His motivation was at once simple and majestic: he said he had seen enough of war’s horrors and wanted to spend his life “trying to make sure there wouldn’t be another war.”

Over a distinguished career both at Foggy Bottom and overseas, Dorothy and Frederick Irving shared their lives, their careers and raised three children along the way.

Now 86, the Irvings are the subject of a self-published book written by Dorothy, titled This Too is Diplomacy.

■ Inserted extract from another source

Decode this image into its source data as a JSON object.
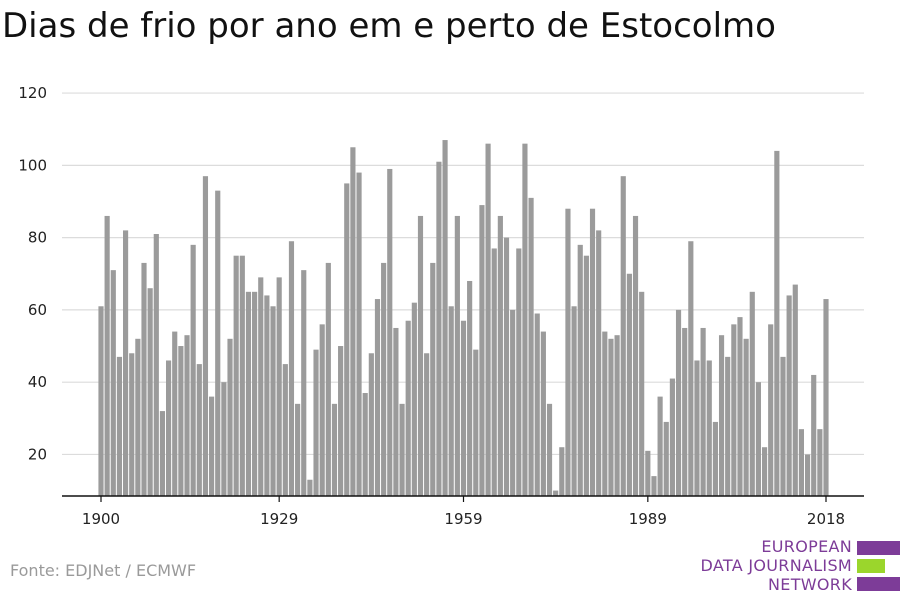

The book recounts their time together in such postings as Austria, Iceland and Jamaica, where Fred Irving served as ambassador and Dorothy was what he calls his “unpaid equal.” She learned the language in Iceland, which endeared her husband to the locals, and she helped him heal wounds in Jamaica, where he succeeded as ambassador a man Frederick Irving describes as a wealthy Republican campaign fundraiser with racist views.

Now retired, the Irvings live in Belmont, Mass. They keep busy as volunteers, traveling with family members and staying on top of foreign affairs. The Iraq war, Frederick Irving says, “is a big mistake.”

A bumper sticker on his car reads, “Try Diplomacy, It Doesn’t Kill Anybody.”

If they could do it all over, they would, said this couple who finish each other’s sentences. Although Dorothy allows that she might have paid a bit more attention to Fred back in high school.